Re: SLIDERS (2013): Why did it fail?

ireactions wrote:

Long-winded, rambling, hilariously obsessive, mildly antagonistic rant against Slider_Quinn21 and Informant for refusing to devote the entirety of their lives to a fan fiction project for a TV show in the 1990s and demanding that they answer for their sensible lack of interest

Slider_Quinn21 wrote:

I don't remember this project at all.

lol

(Thought I'd save Transmodiar the trouble.)

Grizzlor wrote:

I always felt Sliders was one of the toughest franchises to write it for.  At least if you were to try to hold to Tracy Torme's vision for the show.  Frankly a good chuck of season 3 was literally BAD fan fiction.  Torme had the characters visit different Earths.  Some had slight differences, others had clearly obvious ones.  Regardless, the best Sliders episodes often were the ones where the crazy worlds forced the team to take on roles or even personas they never expected to.  In a sense, they became actors.  Those were so entertaining.  Also good were the ones where they were forced to examine choices they made, better or worse, that their double may have done differently.  I felt those were the strength of the show, and of Torme's guidance.  Often the Sci-Fi seasons would come close, simply for budgetary reasons.  I guess my point is that too often over the years, Sliders fanfics have focused too much energy into the worlds, the politics, and whatnot.  Does that make for good fanfic?  Maybe not, but it would (if ever rebooted) make for good television.

I don't think I entirely understand what you are saying, but I am hazarding a guess: you are saying that it was the characters that made SLIDERS fun and the way the parallel worlds put them into one insane situation after another that messed with their identities and morals and convictions -- and SLIDERS was at its best less about the world-building and the alternate histories.

If that's what you are saying -- it's interesting because I disagree, but I don't have the ability to produce material in opposition to your opinions. Alternate histories and world-building, to me, are essential to SLIDERS. To me, a good SLIDERS writer will look at SLIDERS' five seasons and have ideas for a world where energy instead of gold is the dominant currency, where human speech is seen as archaic compared to writing, where the War on Terror never ended, where government spy agencies bought social media, where environmental legislation wound technology backwards to the 30s, where 3D printing made all copyright laws unenforceable.

And to me, a bad SLIDERS writer will look at SLIDERS and come up with a storyline to split the Quinns, resurrect Wade, retrieve the Professor from the Azure Gate Bridge world, finish off the Kromagg Prime arc as per Marc Scott Zicree's original specifications, bring back Logan St. Clair, revisit the FBI agents, etc..

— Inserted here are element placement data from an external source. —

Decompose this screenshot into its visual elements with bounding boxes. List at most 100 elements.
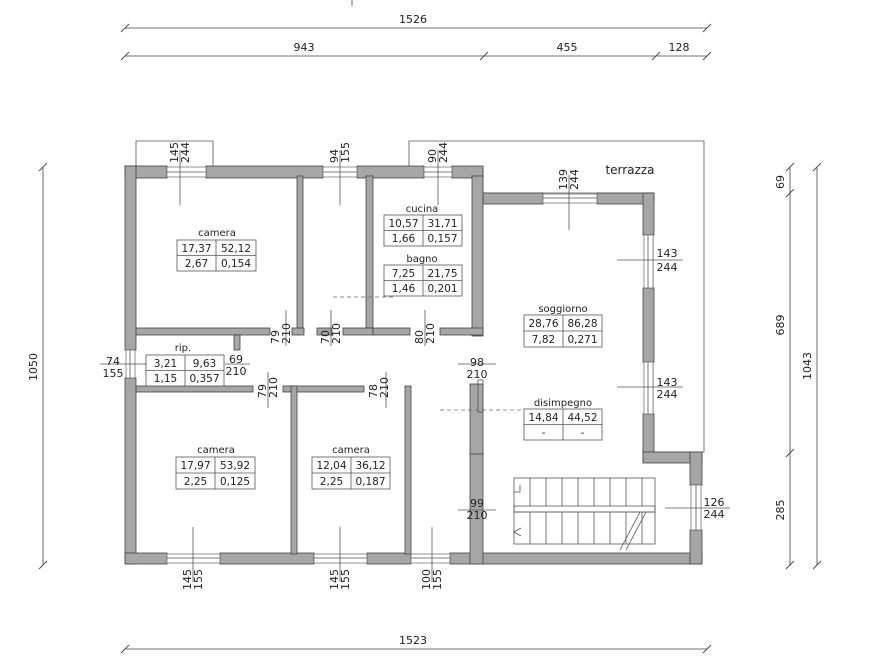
opening-height: 244 xyxy=(437,142,450,163)
room-value: 17,97 xyxy=(180,460,210,472)
staircase xyxy=(513,477,656,551)
opening-width: 143 xyxy=(657,247,678,260)
room-value: 0,157 xyxy=(427,233,457,245)
dim-left-total: 1050 xyxy=(27,353,40,381)
opening-height: 155 xyxy=(431,569,444,590)
room-value: 7,25 xyxy=(392,268,415,280)
room-value: 86,28 xyxy=(567,318,597,330)
opening-height: 210 xyxy=(280,323,293,344)
room-value: 1,66 xyxy=(392,233,416,245)
room-value: 31,71 xyxy=(427,218,457,230)
room-label-camera-bl: camera xyxy=(197,445,235,456)
table-camera-top xyxy=(176,239,257,272)
opening-width: 145 xyxy=(328,569,341,590)
opening-width: 145 xyxy=(168,142,181,163)
room-label-soggiorno: soggiorno xyxy=(538,304,587,315)
opening-width: 94 xyxy=(328,149,341,163)
room-label-bagno: bagno xyxy=(406,254,437,265)
opening-width: 90 xyxy=(426,149,439,163)
table-cucina xyxy=(383,214,463,247)
room-value: 7,82 xyxy=(532,334,555,346)
room-value: 21,75 xyxy=(427,268,457,280)
walls xyxy=(124,165,703,565)
room-label-rip: rip. xyxy=(175,343,191,354)
dim-right-seg3: 285 xyxy=(774,500,787,521)
room-value: 10,57 xyxy=(388,218,418,230)
opening-width: 79 xyxy=(256,384,269,398)
room-value: 0,271 xyxy=(567,334,597,346)
room-value: 2,67 xyxy=(185,258,208,270)
opening-width: 100 xyxy=(420,569,433,590)
room-value: 0,125 xyxy=(220,476,250,488)
room-label-terrazza: terrazza xyxy=(605,163,654,177)
room-value: 3,21 xyxy=(154,358,177,370)
opening-height: 155 xyxy=(192,569,205,590)
opening-height: 210 xyxy=(467,368,488,381)
room-labels: terrazza camera 17,37 52,12 2,67 0,154 c… xyxy=(154,163,655,488)
opening-height: 210 xyxy=(424,323,437,344)
opening-width: 80 xyxy=(413,330,426,344)
opening-width: 145 xyxy=(181,569,194,590)
opening-height: 210 xyxy=(267,377,280,398)
table-disimpegno xyxy=(523,408,603,441)
room-tables xyxy=(145,214,603,490)
table-soggiorno xyxy=(523,314,603,348)
opening-height: 155 xyxy=(339,569,352,590)
opening-dimensions: 145 244 94 155 90 244 139 244 145 155 14… xyxy=(103,142,725,590)
opening-height: 244 xyxy=(657,261,678,274)
dim-top-seg1: 943 xyxy=(294,41,315,54)
table-camera-bl xyxy=(175,456,256,490)
opening-height: 244 xyxy=(568,169,581,190)
dim-top-seg2: 455 xyxy=(557,41,578,54)
room-value: 2,25 xyxy=(184,476,207,488)
room-value: 44,52 xyxy=(567,412,597,424)
room-value: 14,84 xyxy=(528,412,558,424)
room-value: 0,187 xyxy=(355,476,385,488)
room-value: 1,46 xyxy=(392,283,416,295)
opening-height: 210 xyxy=(378,377,391,398)
room-value: 9,63 xyxy=(193,358,216,370)
room-value: - xyxy=(581,427,585,439)
room-value: 53,92 xyxy=(220,460,250,472)
room-value: 0,154 xyxy=(221,258,251,270)
room-value: 17,37 xyxy=(181,243,211,255)
opening-height: 155 xyxy=(339,142,352,163)
room-value: 28,76 xyxy=(528,318,558,330)
opening-height: 244 xyxy=(179,142,192,163)
opening-width: 99 xyxy=(470,497,484,510)
opening-height: 210 xyxy=(467,509,488,522)
dim-bottom-total: 1523 xyxy=(399,634,427,647)
dim-right-seg2: 689 xyxy=(774,315,787,336)
room-value: 0,201 xyxy=(427,283,457,295)
room-value: 36,12 xyxy=(355,460,385,472)
dimension-lines: 1526 943 455 128 1523 1050 1043 69 689 2… xyxy=(27,0,822,654)
room-label-camera-bm: camera xyxy=(332,445,370,456)
opening-height: 244 xyxy=(657,388,678,401)
opening-width: 69 xyxy=(229,353,243,366)
dim-top-seg3: 128 xyxy=(669,41,690,54)
opening-width: 143 xyxy=(657,376,678,389)
opening-height: 155 xyxy=(103,367,124,380)
opening-width: 74 xyxy=(106,355,120,368)
opening-width: 139 xyxy=(557,169,570,190)
dim-right-seg1: 69 xyxy=(774,175,787,189)
room-label-disimpegno: disimpegno xyxy=(534,398,592,409)
opening-height: 244 xyxy=(704,508,725,521)
table-camera-bm xyxy=(311,456,391,490)
opening-width: 126 xyxy=(704,496,725,509)
room-value: 52,12 xyxy=(221,243,251,255)
room-value: 0,357 xyxy=(189,373,219,385)
opening-reference-lines xyxy=(100,150,730,582)
room-value: 12,04 xyxy=(316,460,346,472)
dim-right-total: 1043 xyxy=(801,352,814,380)
table-bagno xyxy=(383,264,463,297)
opening-width: 98 xyxy=(470,356,484,369)
dim-top-total: 1526 xyxy=(399,13,427,26)
room-label-camera-top: camera xyxy=(198,228,236,239)
opening-width: 78 xyxy=(367,384,380,398)
balcony-outline xyxy=(135,140,214,168)
room-value: 1,15 xyxy=(154,373,177,385)
room-label-cucina: cucina xyxy=(406,204,439,215)
table-rip xyxy=(145,354,225,387)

And finally, there are the mediocre SLIDERS writers. The middling ones. The ones who aren't very good at any of the world-building and can see the unresolved plots as a mess that even a resurrected Ernest Hemingway would fail to construct into something readable -- but who have a loving, sincere adoration for the actors and the characters they played and seek to summon the presence of the performers to the page and write script pages so vivid that you can hear Jerry, Sabrina, Cleavant and John saying every single line. Such writers, if particularly obsessed, will then hire a good SLIDERS writer for the princely sum of eighty dollars American to come up with the alt-histories.

Anyway. I'd like to think you're right, Grizzlor, because it would validate the life I've lived, but I personally think you're wrong.